Sadly, my knowledge of 16th century swordplay is somewhat lacking.  Swords of this era were becoming lighter and the style of this age is often thought of as being “cut-and-thrust.”  Achille Marozzo is probably the best known master of this time period, but it seems that he was a better sword master than he was a writer.  For me, with any new sword style I pick up I have an “epiphany moment’ were I feel like I understand the core principals of the system, but I have never felt that with Marozzo.  There is some great work being done with his teachings and I feel that soon it will become a lot more accessible.
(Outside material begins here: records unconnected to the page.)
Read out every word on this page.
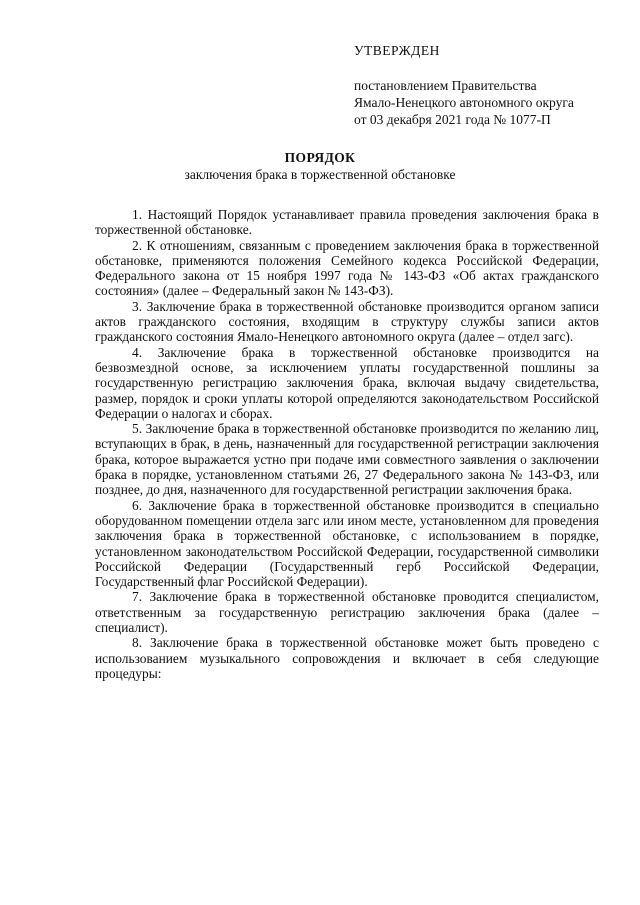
УТВЕРЖДЕН
постановлением Правительства
Ямало-Ненецкого автономного округа
от 03 декабря 2021 года № 1077-П
ПОРЯДОК
заключения брака в торжественной обстановке

1. Настоящий Порядок устанавливает правила проведения заключения брака в торжественной обстановке.

2. К отношениям, связанным с проведением заключения брака в торжественной обстановке, применяются положения Семейного кодекса Российской Федерации, Федерального закона от 15 ноября 1997 года № 143-ФЗ «Об актах гражданского состояния» (далее – Федеральный закон № 143-ФЗ).

3. Заключение брака в торжественной обстановке производится органом записи актов гражданского состояния, входящим в структуру службы записи актов гражданского состояния Ямало-Ненецкого автономного округа (далее – отдел загс).

4. Заключение брака в торжественной обстановке производится на безвозмездной основе, за исключением уплаты государственной пошлины за государственную регистрацию заключения брака, включая выдачу свидетельства, размер, порядок и сроки уплаты которой определяются законодательством Российской Федерации о налогах и сборах.

5. Заключение брака в торжественной обстановке производится по желанию лиц, вступающих в брак, в день, назначенный для государственной регистрации заключения брака, которое выражается устно при подаче ими совместного заявления о заключении брака в порядке, установленном статьями 26, 27 Федерального закона № 143-ФЗ, или позднее, до дня, назначенного для государственной регистрации заключения брака.

6. Заключение брака в торжественной обстановке производится в специально оборудованном помещении отдела загс или ином месте, установленном для проведения заключения брака в торжественной обстановке, с использованием в порядке, установленном законодательством Российской Федерации, государственной символики Российской Федерации (Государственный герб Российской Федерации, Государственный флаг Российской Федерации).

7. Заключение брака в торжественной обстановке проводится специалистом, ответственным за государственную регистрацию заключения брака (далее – специалист).

8. Заключение брака в торжественной обстановке может быть проведено с использованием музыкального сопровождения и включает в себя следующие процедуры:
In the early part of the 17th century we suddenly have a radical increase in our souces of knowledge.  The primary sword of this era was the rapier and most modern practitioners get their start with this weapon.  Manuals of the 17th century were a lot more detailed as well as masters began to write down as much as they could about their system.  At this point in history we see the emergence of two competing styles of rapier play.  We have the Italian school of Ridlofo Capoferro and Salvador Fabris, and the enigmatic Spanish style known as Destreza.

The rapier was the first truly civilian weapon, made not for battle but for the streets.  In part because it was a something of an awkward fashion accessory, the rapier began to become lighter and even more thrust oriented than it started until by the 18th century it had become what we know as the small sword.  The military contemporary of the small sword is the broadsword, which is a cut oriented weapon.

After the 18th century swords began to fall out of vogue and fencing started to become the sport most people think of it as today.  There are plenty of people out there that practice the art of the sword as it was used martially and I think both definitions of fencing, as a spot and as a martial art need to be considered.